Criticisms of Scarcity Definition
The scarcity definition of economics is subject to certain limitations that are as follows-
- Wide Scope- By simplifying the theory and purpose of economics, this definition has unnecessarily widened the area under which economic theories can be effectively used. If economics were simply the study of choices, it would also include irrelevant choices such as which channel a person decides to watch the news on. Decisions like these barely impact the economy.
- Satisfaction vs. Welfare- This theory believes that decisions are made according to what gives people more satisfaction. The ultimate goal of a choice is to provide maximum fulfillment. This completely ignores the effect that welfare has on decisions. Some decisions may not provide maximum satisfaction but may only be taken to optimize welfare.
- Microeconomic- This definition is more focused on individual choices. As such, it puts less emphasis on macroeconomic systems such as the banking system or international trade laws.
- Neutral- Robbins did not believe in the idea of economists passing value judgments. Economists must observe and only pronounce neutral or positive statements.

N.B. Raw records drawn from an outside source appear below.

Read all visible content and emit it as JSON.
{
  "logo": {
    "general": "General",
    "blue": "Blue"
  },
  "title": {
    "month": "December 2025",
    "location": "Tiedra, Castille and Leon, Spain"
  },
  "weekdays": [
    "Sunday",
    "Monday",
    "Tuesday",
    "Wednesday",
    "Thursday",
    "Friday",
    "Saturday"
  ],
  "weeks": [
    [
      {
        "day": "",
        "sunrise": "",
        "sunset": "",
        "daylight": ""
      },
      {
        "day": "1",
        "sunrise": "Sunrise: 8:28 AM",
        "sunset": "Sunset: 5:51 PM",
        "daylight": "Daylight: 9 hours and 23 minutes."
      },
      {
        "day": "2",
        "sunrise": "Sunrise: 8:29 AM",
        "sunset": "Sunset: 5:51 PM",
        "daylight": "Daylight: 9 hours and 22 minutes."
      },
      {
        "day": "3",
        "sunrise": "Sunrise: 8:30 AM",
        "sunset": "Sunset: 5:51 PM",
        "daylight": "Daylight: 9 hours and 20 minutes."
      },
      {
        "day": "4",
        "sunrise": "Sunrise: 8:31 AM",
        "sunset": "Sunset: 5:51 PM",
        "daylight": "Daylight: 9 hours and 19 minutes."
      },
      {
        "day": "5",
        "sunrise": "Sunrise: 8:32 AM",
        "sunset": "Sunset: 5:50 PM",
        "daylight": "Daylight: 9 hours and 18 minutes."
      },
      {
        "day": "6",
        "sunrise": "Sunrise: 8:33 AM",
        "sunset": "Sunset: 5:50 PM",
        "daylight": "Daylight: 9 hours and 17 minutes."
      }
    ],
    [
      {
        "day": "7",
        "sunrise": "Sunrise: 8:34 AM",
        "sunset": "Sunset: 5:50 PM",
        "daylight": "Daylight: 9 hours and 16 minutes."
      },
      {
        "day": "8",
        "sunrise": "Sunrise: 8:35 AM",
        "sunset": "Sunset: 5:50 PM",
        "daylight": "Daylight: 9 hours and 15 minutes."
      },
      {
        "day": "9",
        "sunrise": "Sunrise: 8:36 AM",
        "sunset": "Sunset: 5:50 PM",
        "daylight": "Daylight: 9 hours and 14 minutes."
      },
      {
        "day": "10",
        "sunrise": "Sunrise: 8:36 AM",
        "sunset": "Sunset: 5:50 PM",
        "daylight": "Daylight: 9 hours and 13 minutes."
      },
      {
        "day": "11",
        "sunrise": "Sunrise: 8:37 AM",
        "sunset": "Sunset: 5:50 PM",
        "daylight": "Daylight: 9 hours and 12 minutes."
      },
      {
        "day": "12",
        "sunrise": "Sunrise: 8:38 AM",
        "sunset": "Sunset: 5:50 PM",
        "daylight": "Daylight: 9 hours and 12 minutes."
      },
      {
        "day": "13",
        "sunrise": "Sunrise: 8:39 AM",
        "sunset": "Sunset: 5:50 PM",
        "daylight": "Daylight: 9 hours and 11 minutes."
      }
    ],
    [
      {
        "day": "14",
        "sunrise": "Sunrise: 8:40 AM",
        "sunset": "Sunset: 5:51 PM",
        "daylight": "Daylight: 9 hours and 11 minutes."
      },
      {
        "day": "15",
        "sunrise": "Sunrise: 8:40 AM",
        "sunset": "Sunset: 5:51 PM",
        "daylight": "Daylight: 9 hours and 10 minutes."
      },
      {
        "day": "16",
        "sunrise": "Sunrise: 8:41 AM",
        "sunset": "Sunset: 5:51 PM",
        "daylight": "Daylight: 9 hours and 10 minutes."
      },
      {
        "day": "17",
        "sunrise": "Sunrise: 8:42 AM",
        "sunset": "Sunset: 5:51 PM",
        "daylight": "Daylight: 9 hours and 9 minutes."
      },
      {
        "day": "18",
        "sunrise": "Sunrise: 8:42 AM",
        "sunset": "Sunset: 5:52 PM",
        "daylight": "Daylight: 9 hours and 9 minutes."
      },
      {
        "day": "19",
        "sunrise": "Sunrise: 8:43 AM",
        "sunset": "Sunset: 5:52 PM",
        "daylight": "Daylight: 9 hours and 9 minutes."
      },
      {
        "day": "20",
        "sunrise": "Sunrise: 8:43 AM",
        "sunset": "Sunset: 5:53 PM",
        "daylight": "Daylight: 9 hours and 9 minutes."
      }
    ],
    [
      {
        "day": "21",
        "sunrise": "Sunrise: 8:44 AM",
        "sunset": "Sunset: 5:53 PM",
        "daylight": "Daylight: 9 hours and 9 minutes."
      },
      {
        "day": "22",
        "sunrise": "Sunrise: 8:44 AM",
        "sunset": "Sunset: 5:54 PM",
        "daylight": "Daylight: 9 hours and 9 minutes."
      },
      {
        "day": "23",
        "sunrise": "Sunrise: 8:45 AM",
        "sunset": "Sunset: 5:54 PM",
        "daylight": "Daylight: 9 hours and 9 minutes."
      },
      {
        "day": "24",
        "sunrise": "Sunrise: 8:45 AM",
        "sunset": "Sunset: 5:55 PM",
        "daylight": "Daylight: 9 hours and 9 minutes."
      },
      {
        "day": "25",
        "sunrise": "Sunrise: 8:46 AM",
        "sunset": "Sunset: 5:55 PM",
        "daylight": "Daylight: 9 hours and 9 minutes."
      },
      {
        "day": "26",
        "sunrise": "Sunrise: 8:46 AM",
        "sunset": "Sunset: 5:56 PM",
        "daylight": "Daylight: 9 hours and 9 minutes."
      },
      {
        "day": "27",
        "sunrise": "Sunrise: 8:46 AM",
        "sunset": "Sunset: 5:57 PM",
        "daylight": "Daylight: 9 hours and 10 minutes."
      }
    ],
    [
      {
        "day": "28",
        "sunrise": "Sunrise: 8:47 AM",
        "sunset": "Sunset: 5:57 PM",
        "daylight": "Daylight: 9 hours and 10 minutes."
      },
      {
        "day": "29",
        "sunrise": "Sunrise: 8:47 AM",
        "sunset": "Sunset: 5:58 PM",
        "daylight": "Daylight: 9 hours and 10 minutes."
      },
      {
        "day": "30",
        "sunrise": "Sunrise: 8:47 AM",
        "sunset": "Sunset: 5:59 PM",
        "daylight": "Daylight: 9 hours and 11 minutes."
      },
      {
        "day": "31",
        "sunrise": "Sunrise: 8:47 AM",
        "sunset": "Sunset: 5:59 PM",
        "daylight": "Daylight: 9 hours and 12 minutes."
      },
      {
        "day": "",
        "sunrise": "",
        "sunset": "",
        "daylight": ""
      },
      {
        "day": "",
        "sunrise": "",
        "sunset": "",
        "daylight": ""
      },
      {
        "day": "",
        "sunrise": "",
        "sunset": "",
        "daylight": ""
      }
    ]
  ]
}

- Growth- The definition only focuses on immediate wants and immediately available resources. There is no clear link between economic activities concentrating on future growth.
Conclusion
The scarcity definition does a good job of explaining the primary purpose of economics. It has highlighted the most important characteristics of why economics is needed in a society. However, this definition is rigid and simplistic. It also fails to take into consideration the concept of human welfare in decision-making.

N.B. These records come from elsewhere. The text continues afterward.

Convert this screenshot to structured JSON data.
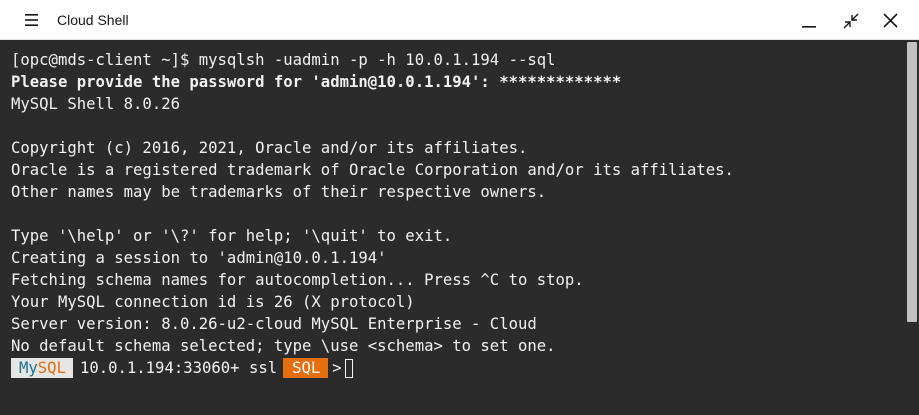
{
  "window": {
    "title": "Cloud Shell"
  },
  "terminal": {
    "lines": [
      {
        "text": "[opc@mds-client ~]$ mysqlsh -uadmin -p -h 10.0.1.194 --sql",
        "bold": false
      },
      {
        "text": "Please provide the password for 'admin@10.0.1.194': *************",
        "bold": true
      },
      {
        "text": "MySQL Shell 8.0.26",
        "bold": false
      },
      {
        "text": "",
        "bold": false
      },
      {
        "text": "Copyright (c) 2016, 2021, Oracle and/or its affiliates.",
        "bold": false
      },
      {
        "text": "Oracle is a registered trademark of Oracle Corporation and/or its affiliates.",
        "bold": false
      },
      {
        "text": "Other names may be trademarks of their respective owners.",
        "bold": false
      },
      {
        "text": "",
        "bold": false
      },
      {
        "text": "Type '\\help' or '\\?' for help; '\\quit' to exit.",
        "bold": false
      },
      {
        "text": "Creating a session to 'admin@10.0.1.194'",
        "bold": false
      },
      {
        "text": "Fetching schema names for autocompletion... Press ^C to stop.",
        "bold": false
      },
      {
        "text": "Your MySQL connection id is 26 (X protocol)",
        "bold": false
      },
      {
        "text": "Server version: 8.0.26-u2-cloud MySQL Enterprise - Cloud",
        "bold": false
      },
      {
        "text": "No default schema selected; type \\use <schema> to set one.",
        "bold": false
      }
    ],
    "prompt": {
      "mysql_my": "My",
      "mysql_sql": "SQL",
      "host": "10.0.1.194:33060+ ssl",
      "mode": "SQL",
      "arrow": ">"
    }
  },
  "icons": {
    "menu": "hamburger-menu-icon",
    "minimize": "minimize-icon",
    "restore": "restore-icon",
    "close": "close-icon"
  },
  "colors": {
    "terminal_bg": "#2b2b2b",
    "terminal_fg": "#f2f2f2",
    "prompt_mysql_bg": "#e6e6e6",
    "prompt_my": "#1e6f8f",
    "prompt_sql_accent": "#e76e0c"
  }
}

Growth-oriented Definition
The American economist Paul Samuelson added the growth aspect of economic activities to the already existing definitions of economics. In 1948, he published Economics and wrote –
This is the most inclusive definition of economics which takes into account both the welfare and scarcity definitions of past economists. Then it improves upon the limitations of both to present a well-balanced combination by involving the time element in it.
Growth-oriented economics concerns itself with improving resource allocation and utilization systems by refining the costs and benefits analysis. It is also directed towards the distribution of said resources in the most justified and equitable manner.
Criticisms of Growth-oriented Definition
Since the growth-oriented definition is comprehensive, it has easily battled most criticisms. However, there are only a few valid limitations to the definition. For instance, the definition has distinctly explained what constitutes an economic activity and what factors affect it. This has led to some socio-economic factors being unnoticed that have a significant impact on economic decisions. Factors such as standard of living, political freedom, gender equality, ease of business, etc.
Conclusion
The growth-oriented definition has, so far, been accepted without many criticisms against it. It is modern and complex in its understanding of an economy. It incorporates the scarcity problem, the human aspect of welfare definition, and the prospect of future growth activities. It works as a good standard for defending what the study of economics is about.